According to the Associated Press, Glenn died of "COVID-19 complications" at a nursing home near St. Paul, Minnesota. A virtual memorial service, open to the public, will be conducted online on Saturday, June 6, 2020, at 11 a.m.
As a young woman, Glenn had a severe stutter, which made communication difficult. During a 1998 interview with TODAY, she said that she was a "95, 85% stutterer," which meant that the speech difficulty was present in the majority of her speech.
"It didn't make any difference with (John)," Glenn told TODAY at the time. "He's helped me all my life."

In 1973, a TODAY segment inspired Glenn to seek treatment for her stutter. She and her husband were watching the show while a doctor discussed a new method of treatment for stutterers. The three-week program in Roanoke, Virginia would be intense and complex, but she enrolled. During that time, she relearned each letter of the alphabet and was forced to talk to strangers in public, something that she had always feared because of the severity of her stutter.
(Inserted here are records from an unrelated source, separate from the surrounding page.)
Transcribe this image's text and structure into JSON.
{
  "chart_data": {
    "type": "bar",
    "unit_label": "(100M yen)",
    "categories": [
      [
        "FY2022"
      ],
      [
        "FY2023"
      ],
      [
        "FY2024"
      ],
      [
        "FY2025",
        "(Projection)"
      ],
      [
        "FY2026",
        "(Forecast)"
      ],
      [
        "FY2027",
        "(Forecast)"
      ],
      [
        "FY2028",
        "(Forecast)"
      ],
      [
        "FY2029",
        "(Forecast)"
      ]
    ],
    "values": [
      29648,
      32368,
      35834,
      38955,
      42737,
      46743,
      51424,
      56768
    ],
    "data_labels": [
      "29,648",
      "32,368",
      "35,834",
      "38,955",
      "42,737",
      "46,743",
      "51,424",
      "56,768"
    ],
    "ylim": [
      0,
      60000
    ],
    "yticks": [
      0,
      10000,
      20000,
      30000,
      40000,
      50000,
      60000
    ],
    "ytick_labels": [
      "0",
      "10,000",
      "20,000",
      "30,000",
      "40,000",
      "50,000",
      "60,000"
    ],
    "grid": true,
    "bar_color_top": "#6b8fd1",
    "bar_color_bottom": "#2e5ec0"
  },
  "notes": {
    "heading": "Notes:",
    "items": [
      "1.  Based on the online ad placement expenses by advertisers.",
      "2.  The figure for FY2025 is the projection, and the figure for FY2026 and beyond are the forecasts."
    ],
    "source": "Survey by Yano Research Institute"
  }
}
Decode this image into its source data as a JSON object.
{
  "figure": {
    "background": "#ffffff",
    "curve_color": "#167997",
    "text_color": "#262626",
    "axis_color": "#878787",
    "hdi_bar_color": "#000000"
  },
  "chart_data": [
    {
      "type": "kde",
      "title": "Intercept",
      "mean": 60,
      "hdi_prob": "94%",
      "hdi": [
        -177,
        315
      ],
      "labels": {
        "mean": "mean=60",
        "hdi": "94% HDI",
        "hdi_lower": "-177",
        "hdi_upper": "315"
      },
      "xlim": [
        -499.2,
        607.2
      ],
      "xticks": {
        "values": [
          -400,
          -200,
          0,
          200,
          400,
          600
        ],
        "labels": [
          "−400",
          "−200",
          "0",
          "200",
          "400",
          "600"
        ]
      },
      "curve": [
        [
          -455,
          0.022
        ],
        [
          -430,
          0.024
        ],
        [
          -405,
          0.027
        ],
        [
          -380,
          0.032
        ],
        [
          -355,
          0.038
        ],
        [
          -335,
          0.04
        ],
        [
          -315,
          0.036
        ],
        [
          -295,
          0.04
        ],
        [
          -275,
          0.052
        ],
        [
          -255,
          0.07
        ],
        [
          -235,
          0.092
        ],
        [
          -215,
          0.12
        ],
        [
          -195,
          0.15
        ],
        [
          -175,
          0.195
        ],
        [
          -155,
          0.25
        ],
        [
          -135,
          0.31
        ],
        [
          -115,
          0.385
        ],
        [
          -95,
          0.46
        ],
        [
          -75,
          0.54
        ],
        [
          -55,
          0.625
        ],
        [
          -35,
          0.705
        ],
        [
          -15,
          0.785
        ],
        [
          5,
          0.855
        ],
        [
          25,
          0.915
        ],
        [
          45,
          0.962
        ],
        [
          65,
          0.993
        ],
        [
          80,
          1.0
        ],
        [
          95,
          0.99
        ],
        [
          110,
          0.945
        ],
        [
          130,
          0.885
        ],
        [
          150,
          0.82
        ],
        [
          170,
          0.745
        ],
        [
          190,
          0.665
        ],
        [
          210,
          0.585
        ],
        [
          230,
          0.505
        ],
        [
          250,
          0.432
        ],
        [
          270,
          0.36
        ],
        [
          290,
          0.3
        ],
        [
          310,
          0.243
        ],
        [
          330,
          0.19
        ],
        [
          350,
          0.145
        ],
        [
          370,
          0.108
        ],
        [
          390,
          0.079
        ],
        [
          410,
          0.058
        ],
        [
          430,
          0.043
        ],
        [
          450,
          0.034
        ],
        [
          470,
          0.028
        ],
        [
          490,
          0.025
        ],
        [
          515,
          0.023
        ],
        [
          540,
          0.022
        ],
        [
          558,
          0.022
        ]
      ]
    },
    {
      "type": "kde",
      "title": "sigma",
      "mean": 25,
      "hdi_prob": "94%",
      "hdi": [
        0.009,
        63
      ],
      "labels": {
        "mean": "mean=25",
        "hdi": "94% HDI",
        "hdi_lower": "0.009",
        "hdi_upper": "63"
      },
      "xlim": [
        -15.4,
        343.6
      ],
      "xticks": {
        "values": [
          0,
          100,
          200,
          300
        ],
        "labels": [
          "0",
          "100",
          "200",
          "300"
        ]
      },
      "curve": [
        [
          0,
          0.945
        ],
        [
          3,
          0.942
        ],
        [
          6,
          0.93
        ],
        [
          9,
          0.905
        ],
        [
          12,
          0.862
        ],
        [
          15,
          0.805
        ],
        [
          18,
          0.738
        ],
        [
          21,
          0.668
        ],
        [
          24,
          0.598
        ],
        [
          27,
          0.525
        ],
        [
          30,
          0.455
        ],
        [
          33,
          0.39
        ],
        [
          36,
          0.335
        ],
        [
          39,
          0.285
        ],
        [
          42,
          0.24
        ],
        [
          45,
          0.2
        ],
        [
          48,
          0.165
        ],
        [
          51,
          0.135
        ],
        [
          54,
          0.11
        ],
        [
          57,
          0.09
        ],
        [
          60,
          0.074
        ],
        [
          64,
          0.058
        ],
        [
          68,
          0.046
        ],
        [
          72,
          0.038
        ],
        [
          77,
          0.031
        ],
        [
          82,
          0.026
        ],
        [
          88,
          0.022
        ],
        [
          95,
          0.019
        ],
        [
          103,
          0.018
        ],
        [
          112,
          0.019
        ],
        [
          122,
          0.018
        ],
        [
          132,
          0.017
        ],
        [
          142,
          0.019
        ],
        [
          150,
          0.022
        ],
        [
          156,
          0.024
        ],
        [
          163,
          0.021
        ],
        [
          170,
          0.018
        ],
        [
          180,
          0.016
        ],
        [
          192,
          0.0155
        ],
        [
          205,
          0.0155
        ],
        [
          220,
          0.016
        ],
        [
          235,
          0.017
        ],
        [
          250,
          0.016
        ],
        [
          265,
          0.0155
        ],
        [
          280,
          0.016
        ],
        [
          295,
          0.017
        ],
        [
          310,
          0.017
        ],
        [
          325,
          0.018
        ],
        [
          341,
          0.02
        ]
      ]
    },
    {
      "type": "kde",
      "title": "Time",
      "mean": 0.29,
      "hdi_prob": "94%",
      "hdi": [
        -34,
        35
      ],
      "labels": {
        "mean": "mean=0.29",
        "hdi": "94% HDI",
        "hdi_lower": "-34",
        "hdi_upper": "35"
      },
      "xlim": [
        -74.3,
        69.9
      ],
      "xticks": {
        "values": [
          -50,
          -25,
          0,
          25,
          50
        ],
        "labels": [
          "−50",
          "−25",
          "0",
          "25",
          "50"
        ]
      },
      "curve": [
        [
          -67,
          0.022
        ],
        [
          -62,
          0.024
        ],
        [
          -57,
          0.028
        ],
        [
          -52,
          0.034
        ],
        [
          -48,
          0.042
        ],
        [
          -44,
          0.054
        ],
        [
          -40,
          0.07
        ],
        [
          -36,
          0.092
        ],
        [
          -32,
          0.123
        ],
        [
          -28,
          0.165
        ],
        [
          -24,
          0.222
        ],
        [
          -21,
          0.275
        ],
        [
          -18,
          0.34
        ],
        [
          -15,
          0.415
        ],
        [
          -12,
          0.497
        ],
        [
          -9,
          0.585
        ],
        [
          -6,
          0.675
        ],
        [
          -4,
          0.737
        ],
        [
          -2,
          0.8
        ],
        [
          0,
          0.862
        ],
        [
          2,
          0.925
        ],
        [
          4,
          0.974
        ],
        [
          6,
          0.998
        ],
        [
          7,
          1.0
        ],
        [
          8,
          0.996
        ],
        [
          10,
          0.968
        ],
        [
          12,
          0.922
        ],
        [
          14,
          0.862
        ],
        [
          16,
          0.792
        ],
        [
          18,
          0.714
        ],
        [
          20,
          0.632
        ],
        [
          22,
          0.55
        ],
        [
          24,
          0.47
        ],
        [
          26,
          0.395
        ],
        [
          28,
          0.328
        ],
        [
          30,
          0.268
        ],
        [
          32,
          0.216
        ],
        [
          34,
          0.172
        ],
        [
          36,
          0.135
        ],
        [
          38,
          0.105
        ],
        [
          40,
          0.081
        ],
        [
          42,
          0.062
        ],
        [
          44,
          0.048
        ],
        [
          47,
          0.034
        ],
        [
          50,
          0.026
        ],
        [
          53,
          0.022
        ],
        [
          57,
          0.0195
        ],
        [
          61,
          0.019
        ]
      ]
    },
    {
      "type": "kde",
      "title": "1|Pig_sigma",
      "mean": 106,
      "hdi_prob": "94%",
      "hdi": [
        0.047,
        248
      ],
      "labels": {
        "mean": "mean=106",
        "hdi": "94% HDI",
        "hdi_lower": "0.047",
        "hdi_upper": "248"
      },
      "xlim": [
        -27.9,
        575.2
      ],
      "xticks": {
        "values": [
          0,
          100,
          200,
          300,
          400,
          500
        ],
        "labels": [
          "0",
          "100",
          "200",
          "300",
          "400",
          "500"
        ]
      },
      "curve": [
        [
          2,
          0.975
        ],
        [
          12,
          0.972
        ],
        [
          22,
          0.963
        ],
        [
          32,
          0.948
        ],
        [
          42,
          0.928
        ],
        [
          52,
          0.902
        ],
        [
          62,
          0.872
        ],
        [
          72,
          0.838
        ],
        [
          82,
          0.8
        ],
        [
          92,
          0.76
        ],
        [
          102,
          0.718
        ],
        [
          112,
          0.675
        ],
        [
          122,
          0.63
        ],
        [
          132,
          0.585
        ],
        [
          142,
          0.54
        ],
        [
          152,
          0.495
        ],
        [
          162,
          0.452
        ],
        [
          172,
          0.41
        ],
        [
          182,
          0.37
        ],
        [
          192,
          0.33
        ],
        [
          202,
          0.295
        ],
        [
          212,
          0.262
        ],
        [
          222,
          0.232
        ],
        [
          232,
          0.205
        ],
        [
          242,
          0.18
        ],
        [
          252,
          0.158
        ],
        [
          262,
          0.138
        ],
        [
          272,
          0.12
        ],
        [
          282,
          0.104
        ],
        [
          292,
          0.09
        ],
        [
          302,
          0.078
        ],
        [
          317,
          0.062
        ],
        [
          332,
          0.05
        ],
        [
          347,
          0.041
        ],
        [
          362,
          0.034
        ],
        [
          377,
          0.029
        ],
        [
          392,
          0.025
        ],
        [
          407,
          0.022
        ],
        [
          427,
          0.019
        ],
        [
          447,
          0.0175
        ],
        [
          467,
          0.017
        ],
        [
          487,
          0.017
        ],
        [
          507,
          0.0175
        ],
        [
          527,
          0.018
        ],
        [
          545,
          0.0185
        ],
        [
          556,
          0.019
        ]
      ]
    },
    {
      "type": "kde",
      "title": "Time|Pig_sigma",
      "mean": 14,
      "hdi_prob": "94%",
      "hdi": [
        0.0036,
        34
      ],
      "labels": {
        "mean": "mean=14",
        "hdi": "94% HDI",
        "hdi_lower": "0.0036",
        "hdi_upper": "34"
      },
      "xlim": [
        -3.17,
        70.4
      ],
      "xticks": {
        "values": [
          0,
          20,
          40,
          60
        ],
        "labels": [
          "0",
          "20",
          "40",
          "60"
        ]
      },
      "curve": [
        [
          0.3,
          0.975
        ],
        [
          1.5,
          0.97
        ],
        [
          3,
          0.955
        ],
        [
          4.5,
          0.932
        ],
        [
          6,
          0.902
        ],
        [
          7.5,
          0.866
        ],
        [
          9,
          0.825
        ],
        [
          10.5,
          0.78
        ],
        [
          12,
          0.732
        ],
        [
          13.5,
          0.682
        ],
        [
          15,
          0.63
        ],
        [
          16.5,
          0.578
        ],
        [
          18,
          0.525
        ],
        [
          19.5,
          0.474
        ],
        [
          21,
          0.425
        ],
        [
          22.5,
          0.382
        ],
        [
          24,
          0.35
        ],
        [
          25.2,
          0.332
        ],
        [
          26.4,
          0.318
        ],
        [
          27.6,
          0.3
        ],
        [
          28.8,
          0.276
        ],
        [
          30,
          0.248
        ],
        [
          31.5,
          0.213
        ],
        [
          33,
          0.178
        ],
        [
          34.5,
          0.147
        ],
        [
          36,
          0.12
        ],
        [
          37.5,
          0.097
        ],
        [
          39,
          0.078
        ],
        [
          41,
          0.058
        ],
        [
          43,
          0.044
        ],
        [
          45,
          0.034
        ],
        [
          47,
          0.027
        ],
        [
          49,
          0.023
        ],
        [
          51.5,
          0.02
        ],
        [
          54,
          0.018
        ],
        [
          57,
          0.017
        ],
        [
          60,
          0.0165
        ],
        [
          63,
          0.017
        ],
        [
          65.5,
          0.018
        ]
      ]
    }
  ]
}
"Every word that I utter, I am working on my speech," Glenn told NBC's Nightly News in 1983. "It's something that I am going to have to do all of my life."

As part of the program, Glenn wasn't allowed to call friends or family, including her husband, for the entire three-week course. When it was finally done, she picked up the telephone to call John and was able to speak to him. She reportedly continued to work with the speech therapist who founded the treatment for several more years.
"I just think that I am so lucky or fortunate that I can talk, period," Glenn said in 1983.
That course started her career as an educator and advocate. She became an adjunct professor with the speech pathology department at Ohio State University, and in 1983 received the first national award of the American Speech and Hearing Association for "providing an inspiring model for people with communicative disorders." Four years later, the award was named after her and has been granted to celebrities like James Earl Jones, Julie Andrews and TODAY's own Willie Geist and his father, Bill.
In 1998, Glenn was honored with a Department of Defense Medal for Outstanding Public Service, according to the Associated Press. In 2009, she received an honorary doctorate of public service from Ohio State.
The Glenns were married for 73 years. John Glenn died at 95 in 2016; during his life he was the first American to orbit the Earth and served as a United States senator for the state of Ohio. He completed his final space flight in 1998 at 77 years old.